In our sample, high serum albumin level was associated with a better response to the COVID-19 vaccine. This parameter is known to predict mortality in HD patients.23 It has also been demonstrated recently to be associated with COVID-19 vaccine response in HD.12 Other factors that were highlighted to predict the humoral response to COVID-19 vaccine in other cohorts are age, dialysis vintage and better dialysis quality.10, 11, 12, 19 We showed an inverse correlation between age and anti-spike antibody levels among our patients. However, this was not consistent in the literature. Speer et al. detected lower anti-spike antibody levels at older age in healthy controls but not in HD patients.18 Stumpf et al. demonstrated age-related differences in TX patients but not in dialysis ones.19 On the other hand, Jahn et al., Yanay et al. and Attias et al. found significant lower antibody levels in HD patients over 60, 70 and 75 years, respectively.21, 22, 24
Our results shed light on the distinctive characteristics of patients previously infected with SARS-CoV-2 and their positive response to vaccination. In fact, these patients had higher serum albumin levels, were younger and had significantly higher anti-Hbs antibody titers than infection-naïve patients in our sample. This is most probably due to the natural selection following COVID-19. Those who survived the disease were the ones with more robust immunity parameters. In addition, the strong response of these previously infected patients after a single dose of vaccine and the high incidence of fever following 1 dose suggests that they do not need a 2nd injection. In fact, this 2nd dose can be spared for patients who are non-respondents and would need a 3rd dose. The pronounced peak of response after 1 dose in patients with a history of COVID-19 has also been demonstrated in several reports from the general population.25
Finally, the fact that one of the immunized patients was diagnosed with COVID-19 two months after the 2nd dose emphasizes the importance of maintaining preventive measures in all dialysis units. This was highlighted as well by Yanay et al. who reported 4% of their patients infected 7 days after the 2nd dose.22
The major limitation of our study is the small sample size. The shortage of serological kits to assess anti-spike antibody levels prevented more units from assessing the humoral response of their patients. However, despite the limited number of patients, this study confirmed once more the good response rate of HD patients to 2 doses of vaccine, highlighted the robust seropositivity after 1 dose of Pfizer-BioNTech vaccine in previously infected patients, and showed the importance of anti-Hbs antibody level as a predictor of the response of patients to COVID-19 vaccine.

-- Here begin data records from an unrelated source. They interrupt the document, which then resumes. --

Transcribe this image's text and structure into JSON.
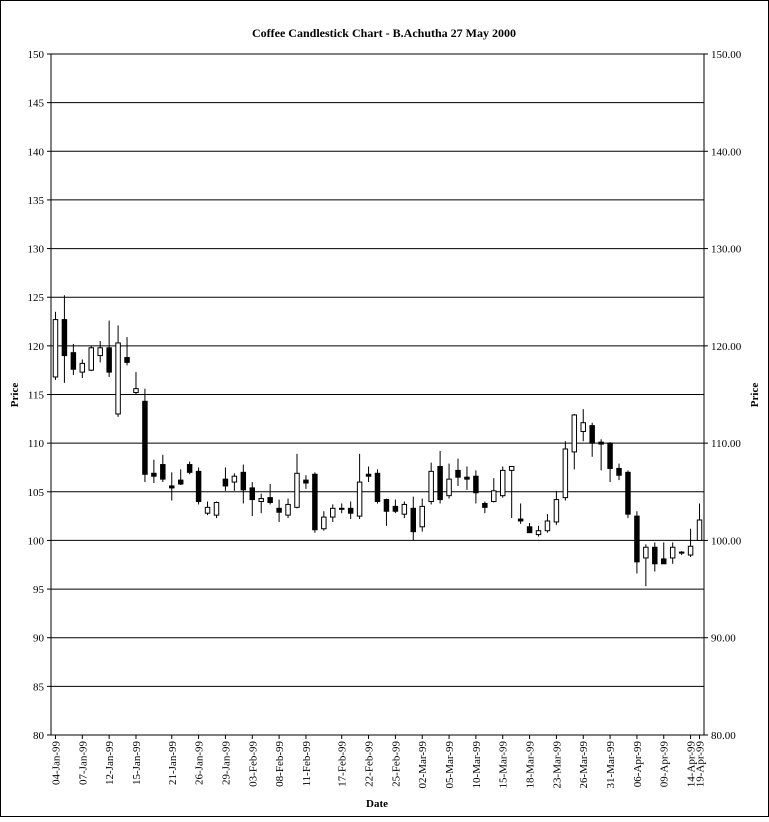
{
  "chart_data": {
    "type": "candlestick",
    "title": "Coffee  Candlestick Chart - B.Achutha 27 May 2000",
    "xlabel": "Date",
    "ylabel_left": "Price",
    "ylabel_right": "Price",
    "ylim": [
      80,
      150
    ],
    "y_ticks_left": [
      "80",
      "85",
      "90",
      "95",
      "100",
      "105",
      "110",
      "115",
      "120",
      "125",
      "130",
      "135",
      "140",
      "145",
      "150"
    ],
    "y_ticks_right": [
      "80.00",
      "90.00",
      "100.00",
      "110.00",
      "120.00",
      "130.00",
      "140.00",
      "150.00"
    ],
    "grid": "horizontal",
    "up_color": "#ffffff",
    "down_color": "#000000",
    "x_tick_labels": [
      "04-Jan-99",
      "07-Jan-99",
      "12-Jan-99",
      "15-Jan-99",
      "21-Jan-99",
      "26-Jan-99",
      "29-Jan-99",
      "03-Feb-99",
      "08-Feb-99",
      "11-Feb-99",
      "17-Feb-99",
      "22-Feb-99",
      "25-Feb-99",
      "02-Mar-99",
      "05-Mar-99",
      "10-Mar-99",
      "15-Mar-99",
      "18-Mar-99",
      "23-Mar-99",
      "26-Mar-99",
      "31-Mar-99",
      "06-Apr-99",
      "09-Apr-99",
      "14-Apr-99",
      "19-Apr-99"
    ],
    "series": [
      {
        "date": "04-Jan-99",
        "open": 116.8,
        "high": 123.5,
        "low": 116.5,
        "close": 122.7
      },
      {
        "date": "05-Jan-99",
        "open": 122.7,
        "high": 125.2,
        "low": 116.2,
        "close": 119.0
      },
      {
        "date": "06-Jan-99",
        "open": 119.3,
        "high": 120.2,
        "low": 117.0,
        "close": 117.6
      },
      {
        "date": "07-Jan-99",
        "open": 117.3,
        "high": 118.6,
        "low": 116.7,
        "close": 118.2
      },
      {
        "date": "08-Jan-99",
        "open": 117.5,
        "high": 120.0,
        "low": 117.4,
        "close": 119.8
      },
      {
        "date": "11-Jan-99",
        "open": 119.0,
        "high": 120.5,
        "low": 118.3,
        "close": 119.8
      },
      {
        "date": "12-Jan-99",
        "open": 119.8,
        "high": 122.6,
        "low": 116.8,
        "close": 117.3
      },
      {
        "date": "13-Jan-99",
        "open": 113.0,
        "high": 122.1,
        "low": 112.7,
        "close": 120.3
      },
      {
        "date": "14-Jan-99",
        "open": 118.8,
        "high": 120.9,
        "low": 118.0,
        "close": 118.3
      },
      {
        "date": "15-Jan-99",
        "open": 115.2,
        "high": 117.3,
        "low": 115.0,
        "close": 115.6
      },
      {
        "date": "18-Jan-99",
        "open": 114.3,
        "high": 115.6,
        "low": 106.0,
        "close": 106.8
      },
      {
        "date": "19-Jan-99",
        "open": 106.9,
        "high": 108.3,
        "low": 105.9,
        "close": 106.6
      },
      {
        "date": "20-Jan-99",
        "open": 107.8,
        "high": 108.8,
        "low": 106.0,
        "close": 106.3
      },
      {
        "date": "21-Jan-99",
        "open": 105.6,
        "high": 107.0,
        "low": 104.1,
        "close": 105.4
      },
      {
        "date": "22-Jan-99",
        "open": 106.2,
        "high": 107.3,
        "low": 105.7,
        "close": 105.8
      },
      {
        "date": "25-Jan-99",
        "open": 107.8,
        "high": 108.1,
        "low": 106.8,
        "close": 107.0
      },
      {
        "date": "26-Jan-99",
        "open": 107.1,
        "high": 107.5,
        "low": 103.7,
        "close": 104.0
      },
      {
        "date": "27-Jan-99",
        "open": 102.8,
        "high": 104.0,
        "low": 102.6,
        "close": 103.4
      },
      {
        "date": "28-Jan-99",
        "open": 102.6,
        "high": 104.0,
        "low": 102.3,
        "close": 103.9
      },
      {
        "date": "29-Jan-99",
        "open": 106.3,
        "high": 107.5,
        "low": 105.1,
        "close": 105.6
      },
      {
        "date": "01-Feb-99",
        "open": 106.0,
        "high": 106.9,
        "low": 105.1,
        "close": 106.6
      },
      {
        "date": "02-Feb-99",
        "open": 107.0,
        "high": 107.8,
        "low": 103.8,
        "close": 105.2
      },
      {
        "date": "03-Feb-99",
        "open": 105.4,
        "high": 106.0,
        "low": 102.5,
        "close": 104.2
      },
      {
        "date": "04-Feb-99",
        "open": 104.0,
        "high": 104.8,
        "low": 102.8,
        "close": 104.3
      },
      {
        "date": "05-Feb-99",
        "open": 104.4,
        "high": 105.8,
        "low": 103.7,
        "close": 103.9
      },
      {
        "date": "08-Feb-99",
        "open": 103.3,
        "high": 104.2,
        "low": 101.9,
        "close": 102.9
      },
      {
        "date": "09-Feb-99",
        "open": 102.6,
        "high": 104.3,
        "low": 102.3,
        "close": 103.7
      },
      {
        "date": "10-Feb-99",
        "open": 103.4,
        "high": 108.9,
        "low": 103.3,
        "close": 106.9
      },
      {
        "date": "11-Feb-99",
        "open": 106.2,
        "high": 106.7,
        "low": 105.3,
        "close": 105.9
      },
      {
        "date": "12-Feb-99",
        "open": 106.8,
        "high": 107.0,
        "low": 100.8,
        "close": 101.1
      },
      {
        "date": "15-Feb-99",
        "open": 101.2,
        "high": 103.0,
        "low": 101.0,
        "close": 102.4
      },
      {
        "date": "16-Feb-99",
        "open": 102.4,
        "high": 103.7,
        "low": 101.9,
        "close": 103.3
      },
      {
        "date": "17-Feb-99",
        "open": 103.3,
        "high": 103.8,
        "low": 102.8,
        "close": 103.3
      },
      {
        "date": "18-Feb-99",
        "open": 103.3,
        "high": 104.0,
        "low": 102.2,
        "close": 102.8
      },
      {
        "date": "19-Feb-99",
        "open": 102.5,
        "high": 108.9,
        "low": 102.2,
        "close": 106.0
      },
      {
        "date": "22-Feb-99",
        "open": 106.8,
        "high": 107.6,
        "low": 106.0,
        "close": 106.6
      },
      {
        "date": "23-Feb-99",
        "open": 106.9,
        "high": 107.3,
        "low": 103.8,
        "close": 104.0
      },
      {
        "date": "24-Feb-99",
        "open": 104.2,
        "high": 104.3,
        "low": 101.5,
        "close": 103.0
      },
      {
        "date": "25-Feb-99",
        "open": 103.5,
        "high": 104.2,
        "low": 102.8,
        "close": 103.0
      },
      {
        "date": "26-Feb-99",
        "open": 102.7,
        "high": 104.0,
        "low": 102.3,
        "close": 103.7
      },
      {
        "date": "01-Mar-99",
        "open": 103.3,
        "high": 104.5,
        "low": 100.0,
        "close": 100.9
      },
      {
        "date": "02-Mar-99",
        "open": 101.4,
        "high": 104.3,
        "low": 100.9,
        "close": 103.5
      },
      {
        "date": "03-Mar-99",
        "open": 104.0,
        "high": 108.0,
        "low": 103.7,
        "close": 107.1
      },
      {
        "date": "04-Mar-99",
        "open": 107.6,
        "high": 109.2,
        "low": 103.8,
        "close": 104.2
      },
      {
        "date": "05-Mar-99",
        "open": 104.6,
        "high": 107.9,
        "low": 104.3,
        "close": 106.3
      },
      {
        "date": "08-Mar-99",
        "open": 107.2,
        "high": 108.4,
        "low": 105.6,
        "close": 106.5
      },
      {
        "date": "09-Mar-99",
        "open": 106.5,
        "high": 107.6,
        "low": 105.2,
        "close": 106.3
      },
      {
        "date": "10-Mar-99",
        "open": 106.6,
        "high": 107.2,
        "low": 103.8,
        "close": 104.9
      },
      {
        "date": "11-Mar-99",
        "open": 103.8,
        "high": 104.0,
        "low": 102.8,
        "close": 103.4
      },
      {
        "date": "12-Mar-99",
        "open": 104.0,
        "high": 106.4,
        "low": 103.9,
        "close": 105.1
      },
      {
        "date": "15-Mar-99",
        "open": 104.6,
        "high": 107.6,
        "low": 104.4,
        "close": 107.2
      },
      {
        "date": "16-Mar-99",
        "open": 107.2,
        "high": 107.6,
        "low": 102.3,
        "close": 107.6
      },
      {
        "date": "17-Mar-99",
        "open": 102.2,
        "high": 103.8,
        "low": 101.7,
        "close": 102.0
      },
      {
        "date": "18-Mar-99",
        "open": 101.4,
        "high": 101.8,
        "low": 100.8,
        "close": 100.8
      },
      {
        "date": "19-Mar-99",
        "open": 100.6,
        "high": 101.5,
        "low": 100.4,
        "close": 101.0
      },
      {
        "date": "22-Mar-99",
        "open": 101.0,
        "high": 102.7,
        "low": 100.8,
        "close": 102.0
      },
      {
        "date": "23-Mar-99",
        "open": 101.9,
        "high": 105.1,
        "low": 101.6,
        "close": 104.2
      },
      {
        "date": "24-Mar-99",
        "open": 104.4,
        "high": 110.2,
        "low": 104.1,
        "close": 109.4
      },
      {
        "date": "25-Mar-99",
        "open": 109.1,
        "high": 113.0,
        "low": 107.3,
        "close": 112.9
      },
      {
        "date": "26-Mar-99",
        "open": 111.2,
        "high": 113.5,
        "low": 110.2,
        "close": 112.1
      },
      {
        "date": "29-Mar-99",
        "open": 111.8,
        "high": 112.1,
        "low": 108.6,
        "close": 110.0
      },
      {
        "date": "30-Mar-99",
        "open": 110.1,
        "high": 110.4,
        "low": 107.2,
        "close": 109.9
      },
      {
        "date": "31-Mar-99",
        "open": 110.0,
        "high": 110.1,
        "low": 106.0,
        "close": 107.4
      },
      {
        "date": "01-Apr-99",
        "open": 107.4,
        "high": 107.9,
        "low": 106.2,
        "close": 106.7
      },
      {
        "date": "05-Apr-99",
        "open": 107.0,
        "high": 107.2,
        "low": 102.3,
        "close": 102.7
      },
      {
        "date": "06-Apr-99",
        "open": 102.5,
        "high": 103.0,
        "low": 96.6,
        "close": 97.8
      },
      {
        "date": "07-Apr-99",
        "open": 98.2,
        "high": 99.6,
        "low": 95.3,
        "close": 99.3
      },
      {
        "date": "08-Apr-99",
        "open": 99.3,
        "high": 99.8,
        "low": 96.8,
        "close": 97.6
      },
      {
        "date": "09-Apr-99",
        "open": 98.1,
        "high": 99.8,
        "low": 97.6,
        "close": 97.6
      },
      {
        "date": "12-Apr-99",
        "open": 98.2,
        "high": 99.8,
        "low": 97.6,
        "close": 99.3
      },
      {
        "date": "13-Apr-99",
        "open": 98.8,
        "high": 98.9,
        "low": 98.5,
        "close": 98.7
      },
      {
        "date": "14-Apr-99",
        "open": 98.5,
        "high": 101.2,
        "low": 98.3,
        "close": 99.4
      },
      {
        "date": "19-Apr-99",
        "open": 100.0,
        "high": 103.8,
        "low": 100.0,
        "close": 102.1
      }
    ]
  }
}
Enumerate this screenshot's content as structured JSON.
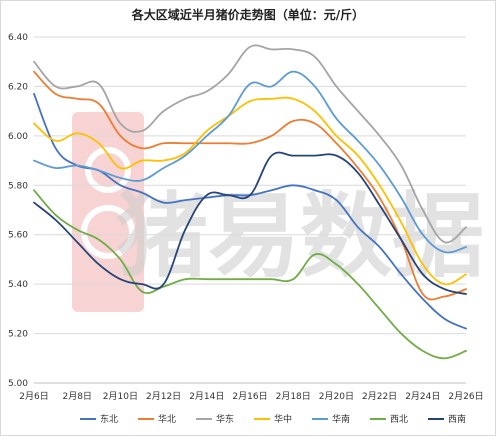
{
  "chart_data": {
    "type": "line",
    "title": "各大区域近半月猪价走势图（单位：元/斤）",
    "xlabel": "",
    "ylabel": "",
    "ylim": [
      5.0,
      6.4
    ],
    "yticks": [
      "5.00",
      "5.20",
      "5.40",
      "5.60",
      "5.80",
      "6.00",
      "6.20",
      "6.40"
    ],
    "x": [
      "2月6日",
      "2月7日",
      "2月8日",
      "2月9日",
      "2月10日",
      "2月11日",
      "2月12日",
      "2月13日",
      "2月14日",
      "2月15日",
      "2月16日",
      "2月17日",
      "2月18日",
      "2月19日",
      "2月20日",
      "2月21日",
      "2月22日",
      "2月23日",
      "2月24日",
      "2月25日",
      "2月26日"
    ],
    "xtick_labels": [
      "2月6日",
      "2月8日",
      "2月10日",
      "2月12日",
      "2月14日",
      "2月16日",
      "2月18日",
      "2月20日",
      "2月22日",
      "2月24日",
      "2月26日"
    ],
    "grid": "horizontal",
    "legend": "bottom",
    "watermark": "猪易数据",
    "series": [
      {
        "name": "东北",
        "color": "#4472C4",
        "values": [
          6.17,
          5.95,
          5.88,
          5.86,
          5.8,
          5.77,
          5.73,
          5.74,
          5.75,
          5.76,
          5.76,
          5.78,
          5.8,
          5.78,
          5.74,
          5.63,
          5.55,
          5.44,
          5.34,
          5.26,
          5.22
        ]
      },
      {
        "name": "华北",
        "color": "#ED7D31",
        "values": [
          6.26,
          6.17,
          6.15,
          6.13,
          6.0,
          5.95,
          5.97,
          5.97,
          5.97,
          5.97,
          5.97,
          6.0,
          6.06,
          6.05,
          5.97,
          5.87,
          5.75,
          5.58,
          5.36,
          5.35,
          5.38
        ]
      },
      {
        "name": "华东",
        "color": "#A5A5A5",
        "values": [
          6.3,
          6.2,
          6.2,
          6.21,
          6.05,
          6.02,
          6.1,
          6.15,
          6.18,
          6.25,
          6.36,
          6.35,
          6.35,
          6.32,
          6.2,
          6.1,
          6.0,
          5.88,
          5.7,
          5.57,
          5.63
        ]
      },
      {
        "name": "华中",
        "color": "#FFC000",
        "values": [
          6.05,
          5.98,
          6.01,
          5.97,
          5.87,
          5.9,
          5.9,
          5.93,
          6.02,
          6.08,
          6.14,
          6.15,
          6.15,
          6.1,
          6.0,
          5.92,
          5.8,
          5.65,
          5.48,
          5.4,
          5.44
        ]
      },
      {
        "name": "华南",
        "color": "#5B9BD5",
        "values": [
          5.9,
          5.87,
          5.88,
          5.86,
          5.83,
          5.82,
          5.87,
          5.92,
          6.0,
          6.08,
          6.21,
          6.2,
          6.26,
          6.2,
          6.07,
          5.98,
          5.88,
          5.75,
          5.6,
          5.53,
          5.55
        ]
      },
      {
        "name": "西北",
        "color": "#70AD47",
        "values": [
          5.78,
          5.68,
          5.62,
          5.58,
          5.5,
          5.37,
          5.39,
          5.42,
          5.42,
          5.42,
          5.42,
          5.42,
          5.42,
          5.52,
          5.48,
          5.4,
          5.3,
          5.2,
          5.13,
          5.1,
          5.13
        ]
      },
      {
        "name": "西南",
        "color": "#264478",
        "values": [
          5.73,
          5.66,
          5.57,
          5.48,
          5.42,
          5.4,
          5.4,
          5.62,
          5.76,
          5.76,
          5.76,
          5.92,
          5.92,
          5.92,
          5.92,
          5.85,
          5.72,
          5.58,
          5.44,
          5.38,
          5.36
        ]
      }
    ]
  }
}
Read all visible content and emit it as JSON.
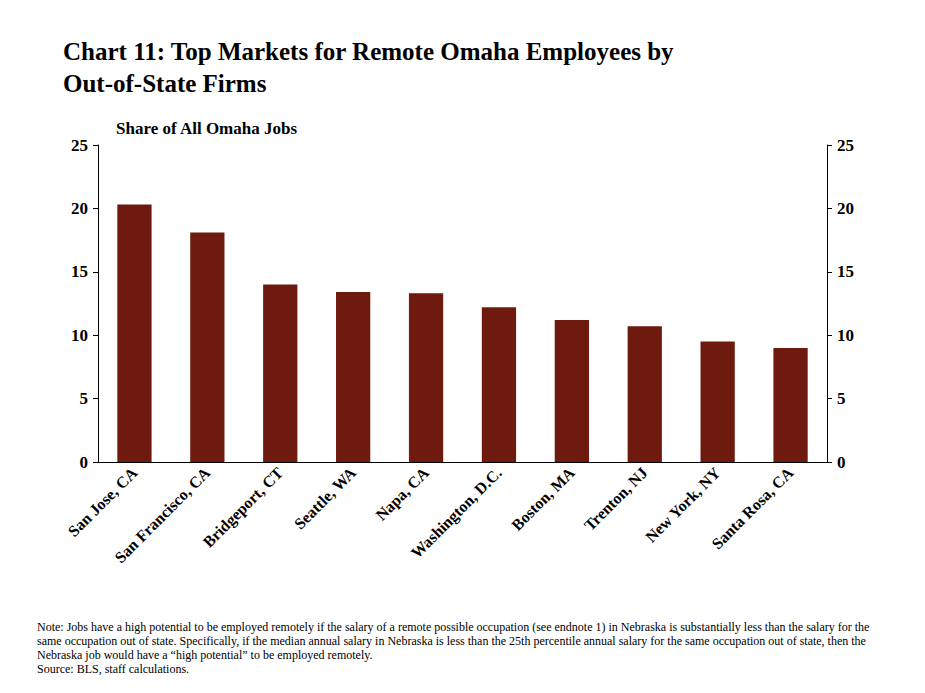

In conclusion, this study showed a response rate of 96.7% to 2 doses of BNT162b2 mRNA vaccine in HD patients and of 100% to the 1st dose in previously infected patients. The levels of anti-spike antibody can be predicted by age, anti-Hbs antibody, serum albumin levels, and previous infection. Despite the immunization of patients, preventive measures should be maintained in all dialysis units.